Tıpkı yoğurtta olduğu gibi, yağda pişirilmiş (sahanda) yumurta üzerine de sıcak iken pekmez gezdirilerek yenir.
 
 
SULANDIRILMIŞ PEKMEZ
 
Özellikle hastalık sağaltımı için başvurulan bu yöntemle elde edilen “meyve suyu” emziren anne, çocuk ve yaşlıların güçsüz düştükleri durumlarda bir enerji kaynağı olmaktadır.
 
****
 
Netice itibariyle köyümüzde dut ya taze olarak ya da pekmez olarak tüketilmektedir. Elma, armut, ayva ve erik gibi meyveleri kurutup kışın hoşaflık olarak kullanmamıza rağmen dut meyvesini kurutup saklamak gibi bir “dut kurusu” kültürümüz yoktur. Hakeza, meyve suyunu un ile pişirip sade ya da cevizli “pestil” yapma kültürümüz de yoktur. Öte yandan köyümüzde ipek böcekçiliği yapılmadığından dutun yaprakları da değerlendirilmemektir.

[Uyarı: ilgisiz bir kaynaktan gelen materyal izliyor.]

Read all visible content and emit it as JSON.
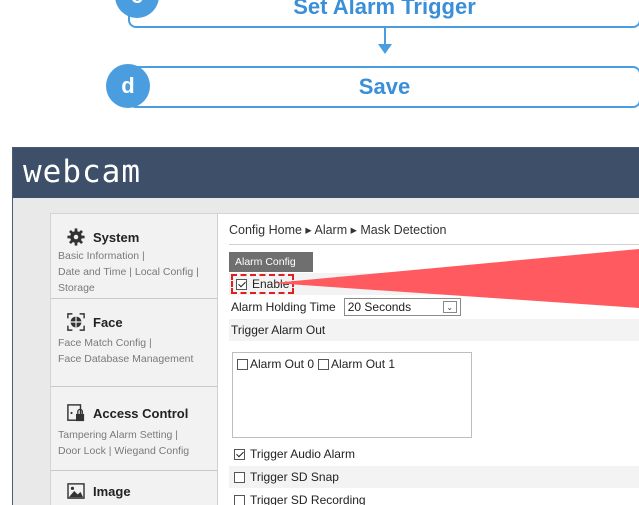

Dut ağacının gövdesinden elde edilen çalgı aleti “saz”ın köyümüzde imalatı da yapılmadığı için dut ağaçlarımız iyice kocar ve gövdelerinde oluşan kovuklar ayyuka çıkınca dallarını taşıyacak mecali kalmayan gövdeler gün gelir kırılıp devrilir.
 
/Çetin KOŞAR
21 Haziran 2021
 
NOT: Bu çalışmamızın bir kısmı www.yolcudergisi.com Sayı:104 Kış 2022 nüshasında (Sayfa:36-39)  yayınlanmıştır.